Владислав Валерьевич Измоденов. Фото Елены Либрик / Научная Россия
— Это привело бы к изменению климата. Например, известен факт, что примерно 100 тыс. лет назад было глобальное похолодание, и оно могло быть связано с тем, что наше Солнце вошло в межзвездное облако. Размер гелиосферы в этот момент изменился, космических лучей стало проникать больше, а это влияет на облачность и приводит к похолоданию. Тут все связано.
— А сейчас становится теплее. Это результат того, что космических лучей проникает меньше?
— В какой-то доле может быть, но это надо изучать — прямого ответа тут нет. Сейчас потепление связывают еще и с человеческим фактором, хотя есть разные мнения. Но я думаю, что роль космических лучей вторична для таких масштабов.
— Мы коснулись практической задачи: как можно использовать энергию солнечного ветра и для чего нужно изучать космические лучи. А какие еще могут быть практические смыслы у того, чем вы занимаетесь? Почему вообще это так важно изучать?

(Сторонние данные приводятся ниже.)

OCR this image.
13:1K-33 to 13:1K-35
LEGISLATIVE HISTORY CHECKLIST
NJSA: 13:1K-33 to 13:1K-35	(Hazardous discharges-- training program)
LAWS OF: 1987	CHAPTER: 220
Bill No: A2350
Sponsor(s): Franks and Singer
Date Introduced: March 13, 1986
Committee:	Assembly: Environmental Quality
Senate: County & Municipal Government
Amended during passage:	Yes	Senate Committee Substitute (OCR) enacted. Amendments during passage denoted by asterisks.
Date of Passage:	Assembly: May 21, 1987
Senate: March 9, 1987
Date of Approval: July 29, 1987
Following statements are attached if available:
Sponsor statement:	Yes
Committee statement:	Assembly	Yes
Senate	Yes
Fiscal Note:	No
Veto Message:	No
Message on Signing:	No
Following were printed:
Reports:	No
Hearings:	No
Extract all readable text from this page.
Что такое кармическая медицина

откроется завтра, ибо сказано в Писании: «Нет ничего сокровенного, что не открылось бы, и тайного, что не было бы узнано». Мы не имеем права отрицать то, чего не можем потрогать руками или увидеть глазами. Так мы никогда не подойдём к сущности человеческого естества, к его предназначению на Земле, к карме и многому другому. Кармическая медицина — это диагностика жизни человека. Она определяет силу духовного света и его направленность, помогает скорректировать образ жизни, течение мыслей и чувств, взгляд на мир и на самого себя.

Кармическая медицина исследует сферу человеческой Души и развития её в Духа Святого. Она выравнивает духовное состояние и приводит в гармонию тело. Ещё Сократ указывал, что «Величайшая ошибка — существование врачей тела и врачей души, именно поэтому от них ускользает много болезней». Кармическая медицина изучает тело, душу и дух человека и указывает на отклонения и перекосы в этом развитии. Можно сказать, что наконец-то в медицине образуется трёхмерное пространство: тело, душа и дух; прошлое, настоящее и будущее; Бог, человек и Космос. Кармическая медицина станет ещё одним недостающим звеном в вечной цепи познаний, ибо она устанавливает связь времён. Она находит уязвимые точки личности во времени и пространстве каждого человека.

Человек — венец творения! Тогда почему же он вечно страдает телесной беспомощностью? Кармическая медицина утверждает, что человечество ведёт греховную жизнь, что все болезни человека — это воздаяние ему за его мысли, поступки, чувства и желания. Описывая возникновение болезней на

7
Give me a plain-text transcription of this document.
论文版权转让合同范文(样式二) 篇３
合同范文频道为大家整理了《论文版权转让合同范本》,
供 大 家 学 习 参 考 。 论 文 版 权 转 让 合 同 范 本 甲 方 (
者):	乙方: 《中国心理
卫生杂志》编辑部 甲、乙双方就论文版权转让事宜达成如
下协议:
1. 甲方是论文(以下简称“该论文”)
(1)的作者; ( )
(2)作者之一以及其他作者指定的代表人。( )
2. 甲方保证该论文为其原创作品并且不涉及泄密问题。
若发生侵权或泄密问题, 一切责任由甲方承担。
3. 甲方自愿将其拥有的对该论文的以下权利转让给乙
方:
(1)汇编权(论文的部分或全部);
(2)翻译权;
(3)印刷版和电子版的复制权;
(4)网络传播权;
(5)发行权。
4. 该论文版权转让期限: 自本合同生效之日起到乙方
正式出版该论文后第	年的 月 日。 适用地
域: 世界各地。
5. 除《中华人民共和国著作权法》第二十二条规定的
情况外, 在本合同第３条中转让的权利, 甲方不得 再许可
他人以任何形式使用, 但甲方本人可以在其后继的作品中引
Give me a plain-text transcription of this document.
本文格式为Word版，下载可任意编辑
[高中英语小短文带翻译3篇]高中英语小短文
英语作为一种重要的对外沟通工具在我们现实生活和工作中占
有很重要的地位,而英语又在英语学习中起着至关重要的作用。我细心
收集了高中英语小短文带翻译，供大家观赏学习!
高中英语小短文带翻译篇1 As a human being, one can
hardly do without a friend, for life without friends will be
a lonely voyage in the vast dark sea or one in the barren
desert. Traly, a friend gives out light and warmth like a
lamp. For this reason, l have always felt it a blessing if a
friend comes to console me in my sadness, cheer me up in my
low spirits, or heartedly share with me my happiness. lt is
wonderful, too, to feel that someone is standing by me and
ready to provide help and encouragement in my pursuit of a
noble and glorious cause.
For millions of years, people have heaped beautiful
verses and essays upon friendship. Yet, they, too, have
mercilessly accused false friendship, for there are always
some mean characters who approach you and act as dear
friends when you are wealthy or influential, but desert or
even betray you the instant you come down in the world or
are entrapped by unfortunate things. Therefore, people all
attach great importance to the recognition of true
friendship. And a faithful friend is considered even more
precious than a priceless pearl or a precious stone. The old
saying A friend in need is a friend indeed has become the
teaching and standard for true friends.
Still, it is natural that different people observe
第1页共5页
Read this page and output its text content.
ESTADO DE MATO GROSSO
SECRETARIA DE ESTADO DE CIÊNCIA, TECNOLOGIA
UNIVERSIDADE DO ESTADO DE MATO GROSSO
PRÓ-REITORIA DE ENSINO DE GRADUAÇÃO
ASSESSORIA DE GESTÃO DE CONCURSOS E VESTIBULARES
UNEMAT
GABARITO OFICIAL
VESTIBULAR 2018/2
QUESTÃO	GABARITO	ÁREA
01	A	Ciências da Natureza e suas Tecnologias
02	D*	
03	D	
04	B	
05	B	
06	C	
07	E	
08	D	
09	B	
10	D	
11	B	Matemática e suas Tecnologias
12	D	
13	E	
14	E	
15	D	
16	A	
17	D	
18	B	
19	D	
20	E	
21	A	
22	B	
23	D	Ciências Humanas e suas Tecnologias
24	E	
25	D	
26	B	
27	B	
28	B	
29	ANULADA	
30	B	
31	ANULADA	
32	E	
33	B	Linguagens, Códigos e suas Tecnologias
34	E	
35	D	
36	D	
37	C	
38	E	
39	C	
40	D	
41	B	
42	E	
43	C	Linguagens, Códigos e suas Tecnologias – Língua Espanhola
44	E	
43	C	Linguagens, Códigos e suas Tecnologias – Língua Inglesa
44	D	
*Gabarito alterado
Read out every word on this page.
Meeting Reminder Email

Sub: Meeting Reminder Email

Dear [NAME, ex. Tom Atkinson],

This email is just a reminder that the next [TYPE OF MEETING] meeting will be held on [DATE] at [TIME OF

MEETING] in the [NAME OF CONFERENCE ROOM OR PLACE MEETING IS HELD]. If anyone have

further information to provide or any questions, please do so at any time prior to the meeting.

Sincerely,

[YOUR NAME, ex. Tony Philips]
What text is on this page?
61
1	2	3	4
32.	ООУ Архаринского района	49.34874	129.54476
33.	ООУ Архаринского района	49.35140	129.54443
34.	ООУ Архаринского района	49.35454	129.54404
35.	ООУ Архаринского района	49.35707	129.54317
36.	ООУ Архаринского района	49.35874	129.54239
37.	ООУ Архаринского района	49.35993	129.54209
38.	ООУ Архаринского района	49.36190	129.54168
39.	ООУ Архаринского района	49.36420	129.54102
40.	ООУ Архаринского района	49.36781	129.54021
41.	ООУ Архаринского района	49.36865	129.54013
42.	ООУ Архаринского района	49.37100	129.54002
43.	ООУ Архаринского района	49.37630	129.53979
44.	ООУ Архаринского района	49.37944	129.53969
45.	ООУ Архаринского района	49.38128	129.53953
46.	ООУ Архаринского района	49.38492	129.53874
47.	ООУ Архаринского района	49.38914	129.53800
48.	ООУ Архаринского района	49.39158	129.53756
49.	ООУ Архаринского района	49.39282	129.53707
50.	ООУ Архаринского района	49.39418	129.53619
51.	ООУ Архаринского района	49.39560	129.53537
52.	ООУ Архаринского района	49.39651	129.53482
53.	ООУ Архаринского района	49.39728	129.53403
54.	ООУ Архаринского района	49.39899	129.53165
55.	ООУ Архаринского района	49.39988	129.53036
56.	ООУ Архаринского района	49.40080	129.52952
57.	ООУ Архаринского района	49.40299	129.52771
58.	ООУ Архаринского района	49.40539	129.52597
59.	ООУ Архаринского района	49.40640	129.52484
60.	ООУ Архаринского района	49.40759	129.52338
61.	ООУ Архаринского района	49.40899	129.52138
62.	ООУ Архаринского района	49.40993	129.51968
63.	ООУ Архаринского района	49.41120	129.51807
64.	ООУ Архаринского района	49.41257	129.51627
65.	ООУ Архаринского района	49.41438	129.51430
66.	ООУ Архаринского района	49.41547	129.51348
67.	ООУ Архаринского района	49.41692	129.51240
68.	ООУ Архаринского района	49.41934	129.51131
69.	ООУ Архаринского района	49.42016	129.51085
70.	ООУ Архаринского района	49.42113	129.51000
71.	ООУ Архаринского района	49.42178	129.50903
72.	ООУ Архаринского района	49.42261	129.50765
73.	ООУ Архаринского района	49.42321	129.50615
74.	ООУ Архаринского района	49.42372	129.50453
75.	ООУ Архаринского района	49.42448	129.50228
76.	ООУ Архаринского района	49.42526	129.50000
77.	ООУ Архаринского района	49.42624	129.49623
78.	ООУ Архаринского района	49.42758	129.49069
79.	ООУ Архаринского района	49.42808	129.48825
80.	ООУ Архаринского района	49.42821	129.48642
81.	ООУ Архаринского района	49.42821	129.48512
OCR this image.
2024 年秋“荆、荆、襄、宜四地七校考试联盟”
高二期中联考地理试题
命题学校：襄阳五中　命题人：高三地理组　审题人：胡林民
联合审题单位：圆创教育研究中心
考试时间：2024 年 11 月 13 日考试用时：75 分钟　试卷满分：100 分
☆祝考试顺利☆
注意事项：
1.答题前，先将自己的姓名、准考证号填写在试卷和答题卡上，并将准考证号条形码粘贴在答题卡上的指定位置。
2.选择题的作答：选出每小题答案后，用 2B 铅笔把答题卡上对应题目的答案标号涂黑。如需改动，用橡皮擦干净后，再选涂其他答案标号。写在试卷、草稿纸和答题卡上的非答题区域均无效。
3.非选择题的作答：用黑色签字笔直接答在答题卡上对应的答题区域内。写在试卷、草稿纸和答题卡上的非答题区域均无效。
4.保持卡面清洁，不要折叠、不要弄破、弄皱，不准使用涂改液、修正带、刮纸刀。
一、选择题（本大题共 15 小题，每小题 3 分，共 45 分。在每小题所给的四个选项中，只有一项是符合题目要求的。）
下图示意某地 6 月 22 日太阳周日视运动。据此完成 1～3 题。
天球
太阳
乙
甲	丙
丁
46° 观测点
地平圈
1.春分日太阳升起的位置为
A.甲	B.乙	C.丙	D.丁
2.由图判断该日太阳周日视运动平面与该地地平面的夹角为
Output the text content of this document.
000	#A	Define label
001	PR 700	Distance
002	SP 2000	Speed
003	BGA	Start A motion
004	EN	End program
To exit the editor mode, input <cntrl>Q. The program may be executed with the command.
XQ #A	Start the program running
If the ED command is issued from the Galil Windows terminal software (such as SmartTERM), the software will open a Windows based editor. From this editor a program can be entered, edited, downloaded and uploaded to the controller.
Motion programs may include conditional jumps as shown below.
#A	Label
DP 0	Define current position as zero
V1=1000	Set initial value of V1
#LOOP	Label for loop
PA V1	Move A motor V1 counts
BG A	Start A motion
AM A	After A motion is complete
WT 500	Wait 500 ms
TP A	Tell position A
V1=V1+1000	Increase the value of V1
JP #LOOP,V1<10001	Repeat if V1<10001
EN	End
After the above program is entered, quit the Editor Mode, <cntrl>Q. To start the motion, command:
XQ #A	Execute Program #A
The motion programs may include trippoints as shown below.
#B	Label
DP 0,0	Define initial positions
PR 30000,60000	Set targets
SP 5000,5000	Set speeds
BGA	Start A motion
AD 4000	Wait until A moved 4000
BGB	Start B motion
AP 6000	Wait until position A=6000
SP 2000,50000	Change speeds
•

— Почему изучают гелиосферу и вообще космос? Потому что это интересно, потому что человечество хочет понять, как все устроено. Постепенно ученые осознали, что для понимания глобальной структуры гелиосферы нужно учитывать влияние межзвездных атомов водорода, и в 1993 г. у нас в лаборатории была разработана двухкомпонентная модель, в которой учитывались и заряженные частицы, и нейтральные. И в рамках этой модели был получен чисто теоретический неожиданный эффект: перед гелиопаузой есть водородная стенка. В ней концентрация атомов водорода примерно в два раза больше, чем в межзвездной среде.
Параметры (концентрация, скорость, температура) межзвездного водорода в этой стенке немного отличаются от параметров в межзвездной среде. Эта водородная стенка находится на расстоянии примерно 120–140 астрономических единиц от Солнца — очень далеко, «Вояджеры» туда в то время еще не долетели.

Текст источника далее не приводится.